Energy bills are broken down into two main types of charges, including the cost per unit of gas and electricity as well as the standing charges mentioned above. When you look at your energy bill, the amount due is based on the amount of energy you’ve used during the billing period. Submitting regular meter readings will keep this information more accurate. Estimated readings may lead to you paying more or less than what you really owe.
The electricity unit price is one major component of your bill. This wholesale price comprises 58% of your electric bill alone. Wholesale energy prices will fluctuate according to global supply and consumer demand. Your energy supplier’s source will also determine the cost per unit, whether it’s an electricity generator, exchange, or gas producer. With fixed price gas and electric tariffs, you’ll be locked in to a set electricity unit price for the duration of your agreement.
The other part of your energy prices is due to standing charges. These cover the cost of delivering gas and electricity to your home, as well as maintaining the pipes and wires that make up the national network. Standing charges also include the costs of energy-saving programmes, including government initiatives like the Feed-in Tariff scheme, Community Energy Saving Programme, and Carbon Emissions Reductions Target. All other administrative, sales and marketing costs are absorbed by these standing charges and factored into your final bill.

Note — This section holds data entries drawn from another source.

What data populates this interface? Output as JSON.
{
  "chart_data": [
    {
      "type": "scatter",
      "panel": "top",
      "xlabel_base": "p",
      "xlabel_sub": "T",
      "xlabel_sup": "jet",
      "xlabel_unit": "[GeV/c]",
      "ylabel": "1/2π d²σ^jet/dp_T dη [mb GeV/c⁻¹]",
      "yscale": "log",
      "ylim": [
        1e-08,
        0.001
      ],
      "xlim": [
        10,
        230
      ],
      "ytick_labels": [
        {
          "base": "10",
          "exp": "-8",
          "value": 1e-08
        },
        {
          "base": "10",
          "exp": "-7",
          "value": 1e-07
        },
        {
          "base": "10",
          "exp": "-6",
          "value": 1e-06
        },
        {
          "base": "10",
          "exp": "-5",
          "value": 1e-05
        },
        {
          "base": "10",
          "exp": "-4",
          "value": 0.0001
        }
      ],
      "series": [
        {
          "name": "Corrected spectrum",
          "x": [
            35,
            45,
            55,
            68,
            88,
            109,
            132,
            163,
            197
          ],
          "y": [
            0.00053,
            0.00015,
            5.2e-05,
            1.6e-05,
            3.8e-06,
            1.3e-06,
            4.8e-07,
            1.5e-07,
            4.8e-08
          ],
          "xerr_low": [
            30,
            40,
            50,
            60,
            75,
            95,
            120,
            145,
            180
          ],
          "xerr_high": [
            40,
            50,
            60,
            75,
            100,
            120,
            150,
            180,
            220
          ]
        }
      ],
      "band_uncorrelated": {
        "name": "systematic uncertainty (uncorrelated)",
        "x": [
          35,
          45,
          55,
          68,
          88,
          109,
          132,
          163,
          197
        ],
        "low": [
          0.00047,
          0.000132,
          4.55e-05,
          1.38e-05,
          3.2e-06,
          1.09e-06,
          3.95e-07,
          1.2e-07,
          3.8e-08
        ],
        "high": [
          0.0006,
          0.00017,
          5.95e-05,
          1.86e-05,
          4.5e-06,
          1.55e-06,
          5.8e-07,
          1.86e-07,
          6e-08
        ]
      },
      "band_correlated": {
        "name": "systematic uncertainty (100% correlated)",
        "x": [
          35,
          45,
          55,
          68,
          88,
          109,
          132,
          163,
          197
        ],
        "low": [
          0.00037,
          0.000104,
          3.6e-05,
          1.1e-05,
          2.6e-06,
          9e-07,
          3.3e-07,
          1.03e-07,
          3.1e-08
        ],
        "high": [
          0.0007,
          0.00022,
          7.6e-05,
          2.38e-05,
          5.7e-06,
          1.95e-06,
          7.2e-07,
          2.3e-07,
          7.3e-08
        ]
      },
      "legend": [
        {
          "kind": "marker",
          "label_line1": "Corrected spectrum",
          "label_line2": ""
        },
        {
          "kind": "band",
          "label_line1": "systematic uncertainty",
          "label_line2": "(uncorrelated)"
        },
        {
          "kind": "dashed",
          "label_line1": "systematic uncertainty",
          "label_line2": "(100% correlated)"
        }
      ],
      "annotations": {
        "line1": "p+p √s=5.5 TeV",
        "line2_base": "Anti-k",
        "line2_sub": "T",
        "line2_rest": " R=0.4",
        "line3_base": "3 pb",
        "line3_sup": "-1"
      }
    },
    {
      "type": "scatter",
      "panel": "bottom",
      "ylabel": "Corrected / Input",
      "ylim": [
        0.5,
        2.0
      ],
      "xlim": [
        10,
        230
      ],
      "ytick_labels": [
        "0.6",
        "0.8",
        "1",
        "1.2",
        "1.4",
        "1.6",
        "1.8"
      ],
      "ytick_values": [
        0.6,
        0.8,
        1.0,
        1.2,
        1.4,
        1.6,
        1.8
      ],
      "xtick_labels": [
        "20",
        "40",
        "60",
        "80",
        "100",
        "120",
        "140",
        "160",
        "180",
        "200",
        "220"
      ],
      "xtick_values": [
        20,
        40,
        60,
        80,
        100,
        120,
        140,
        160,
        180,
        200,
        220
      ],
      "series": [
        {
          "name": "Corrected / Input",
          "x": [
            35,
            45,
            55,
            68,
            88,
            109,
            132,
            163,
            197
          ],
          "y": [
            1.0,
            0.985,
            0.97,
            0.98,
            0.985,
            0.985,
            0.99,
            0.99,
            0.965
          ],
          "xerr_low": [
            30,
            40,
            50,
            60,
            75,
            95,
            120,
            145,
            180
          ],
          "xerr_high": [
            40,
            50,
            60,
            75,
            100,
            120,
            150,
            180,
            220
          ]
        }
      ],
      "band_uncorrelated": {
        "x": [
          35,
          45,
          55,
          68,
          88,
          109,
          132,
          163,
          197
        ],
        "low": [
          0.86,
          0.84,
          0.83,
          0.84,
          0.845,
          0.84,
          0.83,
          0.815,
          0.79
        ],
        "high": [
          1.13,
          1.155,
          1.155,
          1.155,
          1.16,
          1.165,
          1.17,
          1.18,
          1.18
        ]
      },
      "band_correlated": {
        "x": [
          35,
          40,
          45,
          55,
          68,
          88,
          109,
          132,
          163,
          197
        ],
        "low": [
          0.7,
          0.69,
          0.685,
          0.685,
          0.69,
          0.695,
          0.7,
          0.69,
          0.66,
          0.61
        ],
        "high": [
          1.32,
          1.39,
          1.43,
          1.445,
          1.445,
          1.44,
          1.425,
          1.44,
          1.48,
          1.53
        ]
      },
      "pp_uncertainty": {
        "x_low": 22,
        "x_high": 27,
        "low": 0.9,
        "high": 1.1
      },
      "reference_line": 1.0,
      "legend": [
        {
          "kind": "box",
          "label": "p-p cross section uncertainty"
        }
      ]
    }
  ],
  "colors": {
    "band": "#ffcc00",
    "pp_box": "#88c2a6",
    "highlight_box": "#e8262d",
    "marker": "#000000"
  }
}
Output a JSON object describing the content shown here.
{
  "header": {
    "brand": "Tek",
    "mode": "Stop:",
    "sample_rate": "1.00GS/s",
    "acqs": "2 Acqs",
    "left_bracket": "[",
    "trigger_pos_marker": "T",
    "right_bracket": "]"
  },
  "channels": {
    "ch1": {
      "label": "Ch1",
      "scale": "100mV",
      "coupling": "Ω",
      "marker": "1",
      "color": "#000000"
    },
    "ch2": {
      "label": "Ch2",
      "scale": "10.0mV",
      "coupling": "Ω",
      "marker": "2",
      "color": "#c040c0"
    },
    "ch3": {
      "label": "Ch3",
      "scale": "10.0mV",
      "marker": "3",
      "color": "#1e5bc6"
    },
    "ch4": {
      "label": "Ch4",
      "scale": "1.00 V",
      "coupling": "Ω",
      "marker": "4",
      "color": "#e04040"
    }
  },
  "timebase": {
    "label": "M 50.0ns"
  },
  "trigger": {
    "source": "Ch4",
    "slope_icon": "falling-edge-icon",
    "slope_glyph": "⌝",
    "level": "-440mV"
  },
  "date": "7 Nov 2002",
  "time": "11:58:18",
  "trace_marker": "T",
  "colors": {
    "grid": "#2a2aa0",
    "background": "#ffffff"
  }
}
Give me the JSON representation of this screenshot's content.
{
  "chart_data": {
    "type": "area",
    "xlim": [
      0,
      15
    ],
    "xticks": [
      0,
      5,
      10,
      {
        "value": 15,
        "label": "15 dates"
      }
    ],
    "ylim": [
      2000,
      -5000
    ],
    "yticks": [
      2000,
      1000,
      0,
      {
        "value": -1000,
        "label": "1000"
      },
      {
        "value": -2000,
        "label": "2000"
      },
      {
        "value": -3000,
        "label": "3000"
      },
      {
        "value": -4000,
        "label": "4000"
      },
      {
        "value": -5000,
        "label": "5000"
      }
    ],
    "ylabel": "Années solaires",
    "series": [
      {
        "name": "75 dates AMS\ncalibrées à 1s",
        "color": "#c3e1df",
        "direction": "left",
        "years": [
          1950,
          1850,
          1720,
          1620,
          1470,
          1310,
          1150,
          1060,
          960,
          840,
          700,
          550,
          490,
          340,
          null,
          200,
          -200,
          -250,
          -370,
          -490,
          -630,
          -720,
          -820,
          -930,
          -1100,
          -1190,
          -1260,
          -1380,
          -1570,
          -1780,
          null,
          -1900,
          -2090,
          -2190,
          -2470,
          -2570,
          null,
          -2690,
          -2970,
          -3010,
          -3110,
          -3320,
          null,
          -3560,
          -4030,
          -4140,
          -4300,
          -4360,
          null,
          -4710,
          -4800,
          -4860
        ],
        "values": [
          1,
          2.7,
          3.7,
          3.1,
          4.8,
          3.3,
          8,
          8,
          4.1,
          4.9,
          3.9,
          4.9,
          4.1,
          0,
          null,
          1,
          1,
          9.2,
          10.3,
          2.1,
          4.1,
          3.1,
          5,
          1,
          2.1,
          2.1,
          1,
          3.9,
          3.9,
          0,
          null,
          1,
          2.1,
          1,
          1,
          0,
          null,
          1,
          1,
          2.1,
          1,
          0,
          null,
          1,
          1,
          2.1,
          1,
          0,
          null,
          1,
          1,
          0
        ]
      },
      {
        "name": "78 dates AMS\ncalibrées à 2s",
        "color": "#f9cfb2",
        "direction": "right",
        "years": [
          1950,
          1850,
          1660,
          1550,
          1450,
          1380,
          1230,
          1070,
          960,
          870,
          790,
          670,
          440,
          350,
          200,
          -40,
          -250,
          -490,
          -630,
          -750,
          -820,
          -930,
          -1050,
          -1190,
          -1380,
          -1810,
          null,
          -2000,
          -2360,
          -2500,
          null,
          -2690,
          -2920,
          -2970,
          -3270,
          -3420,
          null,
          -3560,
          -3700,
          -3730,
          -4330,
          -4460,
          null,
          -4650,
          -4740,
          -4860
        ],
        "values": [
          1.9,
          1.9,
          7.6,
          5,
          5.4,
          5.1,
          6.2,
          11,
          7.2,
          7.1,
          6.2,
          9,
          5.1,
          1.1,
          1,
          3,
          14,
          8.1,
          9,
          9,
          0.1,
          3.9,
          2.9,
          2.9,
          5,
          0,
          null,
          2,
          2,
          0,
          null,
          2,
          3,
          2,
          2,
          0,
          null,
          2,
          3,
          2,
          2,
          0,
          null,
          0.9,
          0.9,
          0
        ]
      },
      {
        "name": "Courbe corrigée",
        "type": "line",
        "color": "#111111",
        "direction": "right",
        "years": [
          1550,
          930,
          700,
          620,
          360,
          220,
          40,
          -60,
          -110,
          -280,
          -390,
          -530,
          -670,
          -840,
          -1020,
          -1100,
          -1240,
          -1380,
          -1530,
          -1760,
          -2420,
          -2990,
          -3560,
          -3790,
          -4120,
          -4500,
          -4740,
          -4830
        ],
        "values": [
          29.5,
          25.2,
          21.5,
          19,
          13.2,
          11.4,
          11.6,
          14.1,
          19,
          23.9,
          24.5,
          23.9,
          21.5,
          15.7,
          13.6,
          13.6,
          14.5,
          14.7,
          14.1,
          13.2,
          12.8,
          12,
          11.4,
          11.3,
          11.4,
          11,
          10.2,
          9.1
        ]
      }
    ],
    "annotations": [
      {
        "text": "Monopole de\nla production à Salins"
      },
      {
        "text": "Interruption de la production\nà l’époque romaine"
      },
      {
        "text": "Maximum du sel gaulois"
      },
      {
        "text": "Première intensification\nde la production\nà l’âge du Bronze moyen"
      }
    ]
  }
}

The part of an energy bill that most of us look at first is the amount due. You’ll see your balance displayed at the bottom of the bill, which includes payments already received. You’ll have a variety of payment options. If you have a prepayment meter, you’ll need to pay in advance for gas and electricity, topping up your account with a smartcard, token or key fob.
Standing orders and Direct Debit are usually the payment of choice for most energy suppliers. In fact, you may get a discount for paying by Direct Debit. These types of payments are arranged through your bank, with a set amount paid each month to the utility company depending on your gas and electric tariffs.
Most energy bills will also include a giro bank slip at the bottom, showing the amount owed. If you prefer to pay the old-fashioned way, you can submit this back to the energy supplier along with your cheque or cash payment.
It’s not uncommon to receive a duplicate bill. This can happen due to supplier errors, such as incorrect fees, a mix-up of tariff details and incorrect direct debits being taken. Sometimes meter readings get lost as well, which means they’re not applied to your account. Many of these mistakes go unnoticed, which is why it’s so important to read your energy bills carefully each month.
The other reason why you might receive a duplicate bill is if you’re using estimated billing. When there’s a discrepancy between the amount used and what’s been estimated, you could end up owing the supplier more (or less) money to cover this gap. To avoid unexpected bills like this, submit regular meter readings. This will prevent duplicate bills from being sent out, and you’ll be better able to keep track of your outgoings.
Is your filing cabinet overflowing with utility bills? Most suppliers now offer paperless billing. Many even give a discount for managing bills online rather than receiving paper bills through the post. There are plenty of benefits to paperless billing. Managing your account online means you can sign in to see your electricity and gas usage whenever you like. You can submit meter readings, find past bills to track your energy use over time, and take control of payments.
However, the downside to paperless billing is that many people don’t bother signing in to manage their accounts. If you need a gentle reminder to pay your bills, the traditional letterbox route may be the way to go.